Headquartered in Dallas, Texas, Monitronics provides security alarm monitoring services to nearly 1.1 million residential and commercial customers as of June 30, 2015. Monitronics’ long-term monitoring contracts provide high margin recurring revenue that results in predictable and stable cash flow.

Highlights:

– Ascent’s net revenue for the three and six months ended June 30, 2015 increased 5.1% and 4.6%, respectively
– Ascent’s Pre-SAC Adjusted EBITDA, which adjusts for the expensed portion of LiveWatch subscriber acquisition costs, for the three and six months ended June 30, 2015, increased 2.3% and 3.4%, respectively
– Monitronics’ Pre-SAC Adjusted EBITDA for the three and six months ended June 30, 2015, increased 3.0% and 3.5%, respectively
– Monitronics’ subscriber accounts as of June 30, 2015 increased 3.5% to 1,092,083

LiveWatch is a direct-to-consumer business, and as such recognizes certain revenue and expenses associated with subscriber acquisition. This is in contrast to Monitronics, which capitalizes payments to dealers to acquire accounts. Because Pre-SAC Adjusted EBITDA accounts for the different treatment for LiveWatch, the Company believes that it is a meaningful measure of Monitronics’ financial performance in servicing its customer base. Please see the Appendix to this release for additional information about this non-GAAP measure.

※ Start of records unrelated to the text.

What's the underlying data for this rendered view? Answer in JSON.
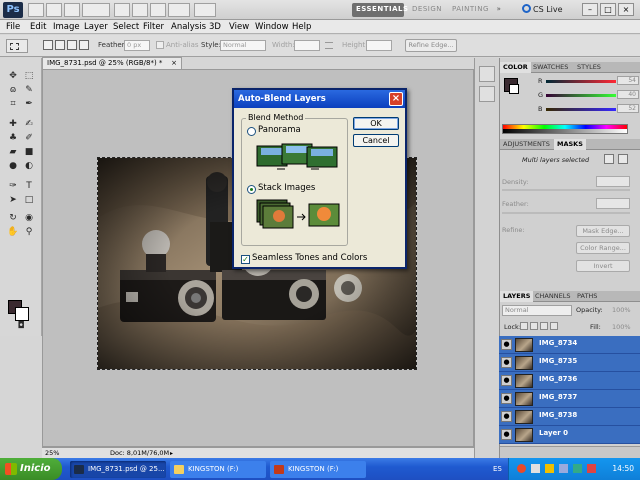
{
  "app": {
    "logo": "Ps",
    "workspaces": [
      "ESSENTIALS",
      "DESIGN",
      "PAINTING",
      "»"
    ],
    "cs_live": "CS Live",
    "window_controls": [
      "–",
      "□",
      "×"
    ]
  },
  "menu": [
    "File",
    "Edit",
    "Image",
    "Layer",
    "Select",
    "Filter",
    "Analysis",
    "3D",
    "View",
    "Window",
    "Help"
  ],
  "options": {
    "feather_label": "Feather:",
    "feather_value": "0 px",
    "antialias_label": "Anti-alias",
    "style_label": "Style:",
    "style_value": "Normal",
    "width_label": "Width:",
    "height_label": "Height:",
    "refine_edge": "Refine Edge..."
  },
  "document": {
    "tab_title": "IMG_8731.psd @ 25% (RGB/8*) *",
    "tab_close": "×",
    "zoom": "25%",
    "doc_size": "Doc: 8,01M/76,0M"
  },
  "dialog": {
    "title": "Auto-Blend Layers",
    "close": "×",
    "group_label": "Blend Method",
    "option_panorama": "Panorama",
    "option_stack": "Stack Images",
    "selected": "Stack Images",
    "ok": "OK",
    "cancel": "Cancel",
    "seamless_label": "Seamless Tones and Colors",
    "seamless_checked": true,
    "check_mark": "✓"
  },
  "color_panel": {
    "tabs": [
      "COLOR",
      "SWATCHES",
      "STYLES"
    ],
    "channels": [
      {
        "label": "R",
        "value": "54",
        "color": "#d03030"
      },
      {
        "label": "G",
        "value": "40",
        "color": "#30a030"
      },
      {
        "label": "B",
        "value": "52",
        "color": "#3050d0"
      }
    ],
    "foreground": "#3a2a30"
  },
  "masks_panel": {
    "tabs": [
      "ADJUSTMENTS",
      "MASKS"
    ],
    "status": "Multi layers selected",
    "density_label": "Density:",
    "feather_label": "Feather:",
    "refine_label": "Refine:",
    "buttons": [
      "Mask Edge...",
      "Color Range...",
      "Invert"
    ]
  },
  "layers_panel": {
    "tabs": [
      "LAYERS",
      "CHANNELS",
      "PATHS"
    ],
    "blend_mode": "Normal",
    "opacity_label": "Opacity:",
    "opacity_value": "100%",
    "lock_label": "Lock:",
    "fill_label": "Fill:",
    "fill_value": "100%",
    "layers": [
      "IMG_8734",
      "IMG_8735",
      "IMG_8736",
      "IMG_8737",
      "IMG_8738",
      "Layer 0"
    ]
  },
  "taskbar": {
    "start": "Inicio",
    "tasks": [
      "IMG_8731.psd @ 25...",
      "KINGSTON (F:)",
      "KINGSTON (F:)"
    ],
    "language": "ES",
    "clock": "14:50"
  }
}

Ascent Chairman and Chief Executive Officer, Bill Fitzgerald stated, “The business performed in line with expectations in the second quarter, delivering solid financial and operational results. Further, our acquisition of LiveWatch continued to provide a healthy new pipeline of subscriber additions and is on pace for continued growth in the back half of the year.”

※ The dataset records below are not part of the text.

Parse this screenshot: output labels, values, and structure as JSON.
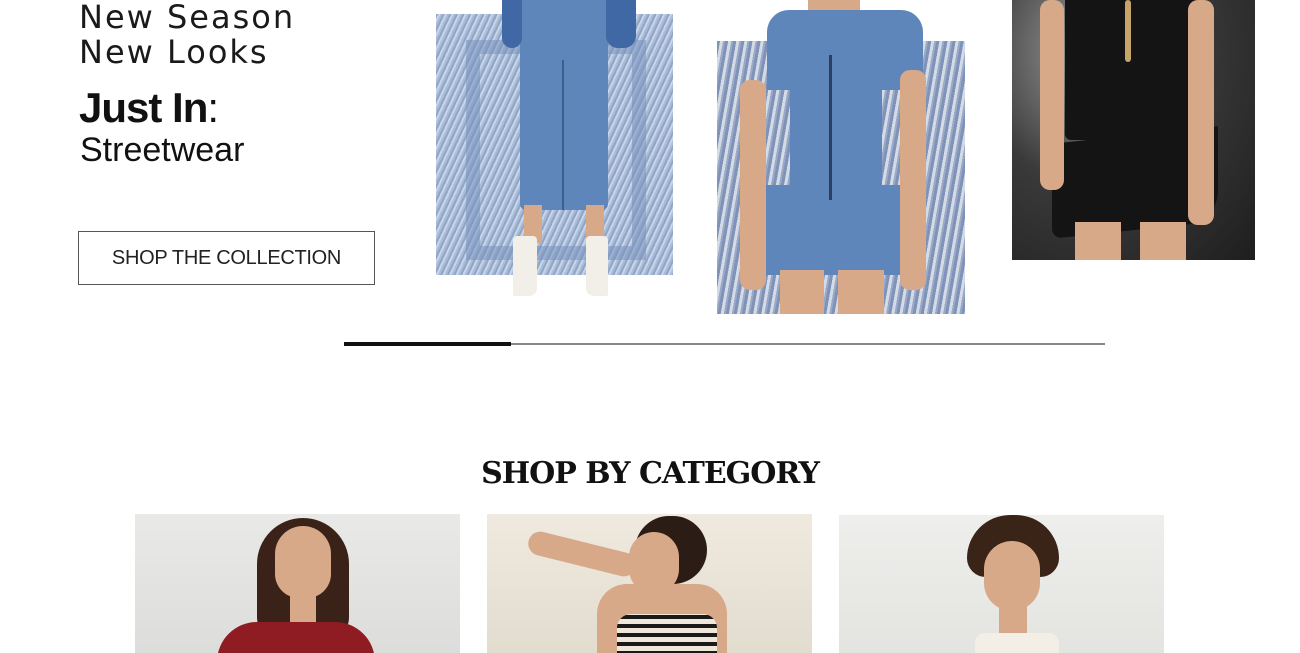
{
  "hero": {
    "line1": "New Season",
    "line2": "New Looks",
    "just_in": "Just In",
    "colon": ":",
    "subtitle": "Streetwear",
    "cta_label": "SHOP THE COLLECTION"
  },
  "products": [
    {
      "name": "denim-shirt-dress"
    },
    {
      "name": "denim-zip-mini-dress"
    },
    {
      "name": "black-ruffle-dress"
    }
  ],
  "carousel": {
    "progress_fraction": 0.22
  },
  "category_section": {
    "title": "SHOP BY CATEGORY"
  },
  "colors": {
    "text": "#111111",
    "track": "#888888",
    "thumb": "#111111"
  }
}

Mike Haislip, President and Chief Executive Officer of Monitronics said, “We executed well in the second quarter, delivering growth in revenue, Pre-Sac Adjusted EBITDA and overall subscriber accounts. In line with expectations, unit attrition ticked up modestly to 13.4% quarter-over-quarter, largely due to a prior significant bulk acquisition that resulted in a higher percentage of accounts reaching the end of their initial contract term. We are also seeing the benefits of our acquisition of LiveWatch as the business continued to exceed expectations in its first full quarter as part of Monitronics, delivering profitable RMR and account growth in the quarter. Moving forward, we are focused on identifying additional growth opportunities in the form of a deliberate approach to acquiring high quality subscribers and internal account acquisitions through LiveWatch.”